Now the daily chart definitely looks weak, and with 12 down days in a row, one can expect a dead cat bounce to fail one of these days. should the price reach the high 14 handle and show a bottoming pattern, i'm of the opinion that it could be added to your portfolio. Again, specifics...it's what drives smart investments - not vapid generalized statements.
3) it's a 6% dividend in a tax free environment in a space that has ridiculously low default rates - name the default rate for your high yield corporates? you're paid to hold the risk with PHK. again, you compare PHK with a product that's completely different and your base judgement is on yield alone - ignoramus.

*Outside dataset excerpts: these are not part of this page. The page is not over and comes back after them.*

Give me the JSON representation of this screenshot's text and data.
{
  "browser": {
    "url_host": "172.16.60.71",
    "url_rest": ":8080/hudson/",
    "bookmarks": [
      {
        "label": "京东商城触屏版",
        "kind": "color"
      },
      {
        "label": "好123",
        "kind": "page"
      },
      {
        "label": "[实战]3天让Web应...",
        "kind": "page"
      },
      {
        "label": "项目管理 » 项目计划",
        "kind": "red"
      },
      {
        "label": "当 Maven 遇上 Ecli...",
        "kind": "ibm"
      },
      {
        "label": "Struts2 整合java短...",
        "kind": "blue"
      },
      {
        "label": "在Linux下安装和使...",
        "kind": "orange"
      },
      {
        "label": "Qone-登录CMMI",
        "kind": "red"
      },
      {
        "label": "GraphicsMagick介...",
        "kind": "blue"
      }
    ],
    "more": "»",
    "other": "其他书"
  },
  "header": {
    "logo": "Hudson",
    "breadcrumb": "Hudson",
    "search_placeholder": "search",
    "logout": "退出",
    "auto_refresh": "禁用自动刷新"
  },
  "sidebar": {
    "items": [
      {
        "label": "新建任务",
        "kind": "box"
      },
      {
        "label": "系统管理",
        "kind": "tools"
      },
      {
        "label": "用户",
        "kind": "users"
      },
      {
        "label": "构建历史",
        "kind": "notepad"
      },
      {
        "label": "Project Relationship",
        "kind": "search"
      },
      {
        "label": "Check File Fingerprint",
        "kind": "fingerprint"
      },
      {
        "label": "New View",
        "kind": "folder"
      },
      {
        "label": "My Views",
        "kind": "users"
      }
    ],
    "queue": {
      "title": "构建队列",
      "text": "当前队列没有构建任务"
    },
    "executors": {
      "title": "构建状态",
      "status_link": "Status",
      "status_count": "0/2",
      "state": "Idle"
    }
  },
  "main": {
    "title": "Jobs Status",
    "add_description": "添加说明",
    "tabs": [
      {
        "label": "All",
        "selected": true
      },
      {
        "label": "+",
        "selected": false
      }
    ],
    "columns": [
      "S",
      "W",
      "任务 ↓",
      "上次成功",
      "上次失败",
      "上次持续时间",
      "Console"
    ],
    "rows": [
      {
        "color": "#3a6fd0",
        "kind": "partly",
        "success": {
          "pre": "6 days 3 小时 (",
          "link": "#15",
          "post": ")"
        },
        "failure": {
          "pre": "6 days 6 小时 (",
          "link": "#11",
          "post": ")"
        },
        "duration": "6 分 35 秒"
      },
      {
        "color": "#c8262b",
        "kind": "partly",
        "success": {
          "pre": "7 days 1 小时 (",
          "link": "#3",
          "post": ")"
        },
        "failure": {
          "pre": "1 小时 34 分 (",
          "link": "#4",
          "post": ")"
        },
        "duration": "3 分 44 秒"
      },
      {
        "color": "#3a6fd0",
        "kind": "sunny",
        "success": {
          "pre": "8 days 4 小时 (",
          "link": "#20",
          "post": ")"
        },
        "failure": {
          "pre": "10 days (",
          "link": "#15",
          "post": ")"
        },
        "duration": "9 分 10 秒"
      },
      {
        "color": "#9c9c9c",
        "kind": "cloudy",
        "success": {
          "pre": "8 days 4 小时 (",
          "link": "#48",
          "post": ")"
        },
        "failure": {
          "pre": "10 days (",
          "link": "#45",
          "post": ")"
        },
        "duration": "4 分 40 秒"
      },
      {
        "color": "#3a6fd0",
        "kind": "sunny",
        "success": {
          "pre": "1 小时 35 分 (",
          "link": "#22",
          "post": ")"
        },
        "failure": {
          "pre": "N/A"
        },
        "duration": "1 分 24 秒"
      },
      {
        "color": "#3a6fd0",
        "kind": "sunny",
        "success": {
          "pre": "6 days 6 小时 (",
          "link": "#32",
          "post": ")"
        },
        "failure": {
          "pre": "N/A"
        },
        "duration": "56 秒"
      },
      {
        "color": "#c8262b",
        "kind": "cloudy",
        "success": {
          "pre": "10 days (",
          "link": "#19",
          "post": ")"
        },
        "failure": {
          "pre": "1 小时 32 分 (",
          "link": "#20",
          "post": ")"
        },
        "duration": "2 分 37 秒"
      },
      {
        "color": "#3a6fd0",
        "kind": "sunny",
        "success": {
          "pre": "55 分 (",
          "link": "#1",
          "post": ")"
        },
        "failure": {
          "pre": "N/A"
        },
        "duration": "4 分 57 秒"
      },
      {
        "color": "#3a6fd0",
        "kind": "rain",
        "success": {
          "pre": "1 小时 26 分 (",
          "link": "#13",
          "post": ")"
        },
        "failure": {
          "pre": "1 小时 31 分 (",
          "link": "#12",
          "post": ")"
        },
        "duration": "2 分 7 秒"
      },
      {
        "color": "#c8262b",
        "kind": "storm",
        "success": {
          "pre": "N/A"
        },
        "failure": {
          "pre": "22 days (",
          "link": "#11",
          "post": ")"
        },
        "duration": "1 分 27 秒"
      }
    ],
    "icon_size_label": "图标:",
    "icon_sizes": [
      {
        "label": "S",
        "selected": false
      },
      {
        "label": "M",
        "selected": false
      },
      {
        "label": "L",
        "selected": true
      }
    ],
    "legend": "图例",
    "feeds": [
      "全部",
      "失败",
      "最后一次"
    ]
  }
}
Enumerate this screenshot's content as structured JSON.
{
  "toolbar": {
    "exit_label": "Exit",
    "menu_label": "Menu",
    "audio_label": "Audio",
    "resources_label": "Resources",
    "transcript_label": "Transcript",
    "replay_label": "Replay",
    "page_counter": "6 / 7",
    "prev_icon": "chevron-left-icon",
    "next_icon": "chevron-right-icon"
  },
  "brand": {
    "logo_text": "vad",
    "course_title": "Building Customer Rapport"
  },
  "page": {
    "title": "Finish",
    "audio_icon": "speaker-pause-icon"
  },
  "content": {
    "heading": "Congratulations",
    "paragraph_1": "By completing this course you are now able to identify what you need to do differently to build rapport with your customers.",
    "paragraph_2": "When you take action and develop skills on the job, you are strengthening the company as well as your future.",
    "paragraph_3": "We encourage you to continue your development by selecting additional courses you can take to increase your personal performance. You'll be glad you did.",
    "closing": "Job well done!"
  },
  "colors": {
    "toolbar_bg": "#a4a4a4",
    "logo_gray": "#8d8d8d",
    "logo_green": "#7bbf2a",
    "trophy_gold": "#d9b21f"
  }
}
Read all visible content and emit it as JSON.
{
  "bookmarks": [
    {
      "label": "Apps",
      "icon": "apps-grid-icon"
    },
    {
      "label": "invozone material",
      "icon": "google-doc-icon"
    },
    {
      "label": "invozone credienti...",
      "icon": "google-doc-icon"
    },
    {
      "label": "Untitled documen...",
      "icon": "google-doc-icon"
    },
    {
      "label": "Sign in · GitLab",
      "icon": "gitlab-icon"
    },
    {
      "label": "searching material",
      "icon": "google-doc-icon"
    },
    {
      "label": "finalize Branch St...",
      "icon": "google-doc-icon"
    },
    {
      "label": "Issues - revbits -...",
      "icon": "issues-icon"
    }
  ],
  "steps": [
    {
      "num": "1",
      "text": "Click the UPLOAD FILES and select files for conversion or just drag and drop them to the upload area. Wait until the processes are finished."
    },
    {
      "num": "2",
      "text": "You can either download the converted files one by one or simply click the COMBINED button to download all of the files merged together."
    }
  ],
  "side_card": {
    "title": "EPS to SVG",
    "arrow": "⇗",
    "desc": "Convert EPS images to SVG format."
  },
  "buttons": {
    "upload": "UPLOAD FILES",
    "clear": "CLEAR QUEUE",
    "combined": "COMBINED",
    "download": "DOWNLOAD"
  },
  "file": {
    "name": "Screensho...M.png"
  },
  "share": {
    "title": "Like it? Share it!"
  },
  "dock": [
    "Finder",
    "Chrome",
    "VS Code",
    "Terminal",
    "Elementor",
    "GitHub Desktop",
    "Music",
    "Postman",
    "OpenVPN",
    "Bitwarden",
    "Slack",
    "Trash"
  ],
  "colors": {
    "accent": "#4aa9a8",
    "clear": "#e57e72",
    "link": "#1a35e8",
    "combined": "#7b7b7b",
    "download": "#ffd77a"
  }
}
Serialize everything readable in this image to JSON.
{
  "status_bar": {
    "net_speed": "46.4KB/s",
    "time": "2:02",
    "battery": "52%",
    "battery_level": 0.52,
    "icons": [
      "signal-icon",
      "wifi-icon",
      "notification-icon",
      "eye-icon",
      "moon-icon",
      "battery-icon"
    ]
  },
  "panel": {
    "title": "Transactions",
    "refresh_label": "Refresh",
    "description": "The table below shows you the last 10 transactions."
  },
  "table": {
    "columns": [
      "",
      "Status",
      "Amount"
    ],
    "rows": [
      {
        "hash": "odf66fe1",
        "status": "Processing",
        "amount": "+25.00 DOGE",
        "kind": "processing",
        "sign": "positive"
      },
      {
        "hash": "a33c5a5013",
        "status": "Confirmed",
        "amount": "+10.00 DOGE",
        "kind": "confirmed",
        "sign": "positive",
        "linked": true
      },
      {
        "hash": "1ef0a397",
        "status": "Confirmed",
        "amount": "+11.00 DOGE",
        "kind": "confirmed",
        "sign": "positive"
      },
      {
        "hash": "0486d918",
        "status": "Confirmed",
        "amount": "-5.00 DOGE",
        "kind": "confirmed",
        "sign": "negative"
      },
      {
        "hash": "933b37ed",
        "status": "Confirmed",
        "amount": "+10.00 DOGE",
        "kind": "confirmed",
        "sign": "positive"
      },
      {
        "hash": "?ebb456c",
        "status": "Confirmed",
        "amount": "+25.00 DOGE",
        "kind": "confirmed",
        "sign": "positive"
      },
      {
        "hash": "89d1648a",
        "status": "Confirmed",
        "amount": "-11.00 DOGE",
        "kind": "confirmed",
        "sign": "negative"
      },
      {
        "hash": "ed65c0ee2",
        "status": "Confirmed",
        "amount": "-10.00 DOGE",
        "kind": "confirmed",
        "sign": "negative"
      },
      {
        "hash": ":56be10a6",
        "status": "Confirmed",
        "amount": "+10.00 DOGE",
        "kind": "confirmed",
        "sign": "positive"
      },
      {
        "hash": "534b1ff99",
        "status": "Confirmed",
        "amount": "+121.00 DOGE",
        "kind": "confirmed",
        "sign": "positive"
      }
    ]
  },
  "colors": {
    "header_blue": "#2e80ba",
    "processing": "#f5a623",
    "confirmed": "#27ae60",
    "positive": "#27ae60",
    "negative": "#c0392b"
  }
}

4) 3 months of dividend declines is hardly a track record to note - especially on a product that pays monthly! with that being said, i don't deny there is dividend payout risk, as there is in ANY of these high yield assets. everyone should be watching the payout trend, and RESEARCHING what the underlying causes are. for MHN there is a risk that the older higher yielding paper will be replaced with new lower yielding paper - it's something to definitely watch. with that being said, i don't mind even 5% on this, should it diversify me away from high yield corporates, and pay better than 10-30 year treasuries.
5) i'm not particularly scared of NY paper, it may not be the best, but it's certainly far from the worst. once again you make a bold and general statement about NY muni holdings without backing it up. NY is a specialty state, with a framework that limits yield. with this kind of oversight it makes credit less of a risk, but obviously limits some upside in yield. because of it's specialty status, ny munis make a lot more sense for ny residents. this is researched and verifiable - rather than, "muniholdinngs of new york ought to really scare you"...based on what? and in what context? no research, no knowledge, and a totally empty statement.
move on Petsamo - my comments aren't meant for you anyway - they're meant for people who are interested in the flow of researched, vetted, and thoughtful ideas.